September 26, 2010 ยท View on GitHub

Copyright (C) 2010 Brandon Lewis

Introduction

Goof is an experimental functional language with a novel implementation. It is a library of functions and macros which combine to create the illusion that you are writing in a high-level language. Despite this, goof programs are C programs. They are compiled and executed like any other.

Don't be fooled into thinking it's efficient: Goof is essentially a dynamic language, with the runtime implemented directly in C.

Goof programs are expressed as nested calls to functions and macros. Each function returns a pointer to an object which implements a language contruct.

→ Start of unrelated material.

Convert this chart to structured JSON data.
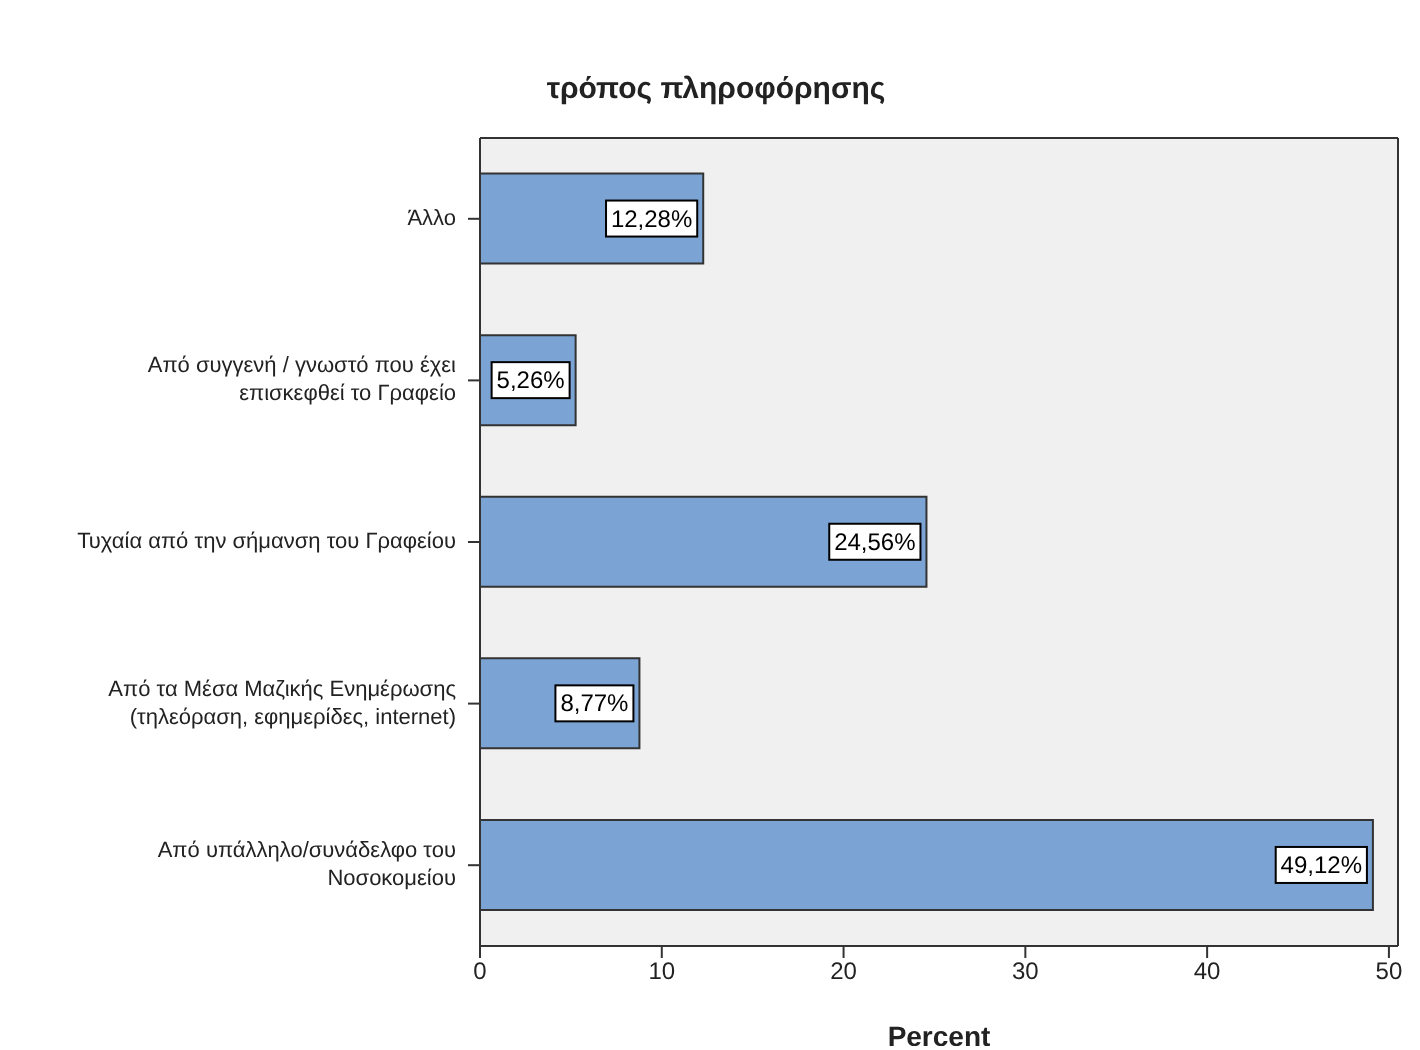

Known Downsides (or, "Why in God's name are you doing this?")
  • I just wrote it over the weekend for fun

  • No memory management at present

  • Dynamic implementation is probably inefficient

  • I am largely ignorant of how concurrency might affect this system

  • Possibly difficult to debug, and syntax erros are difficult to resolve due to the heavy abuse of preprocessor macros.

    Potential Upsides

Though I acknowledge that this is really a pretty terrible thing to do to an unsuspecting C programmer, I feel that there might be certain useful features of this approach that are worth exploring. In addition to the well-known advantages of functional programming, goof might offer the following:

  • educational value

  • small implementation

  • easy to add new constructs to the language

  • easy to inter-operate between C and goof

  • requires nothing other than a C compiler (after removing the glib code)

  • you potentially mix and match different semantics within the same executable (e.g. applicative versus normal order, eager versus strict, allow non-deterministic evaluation etc).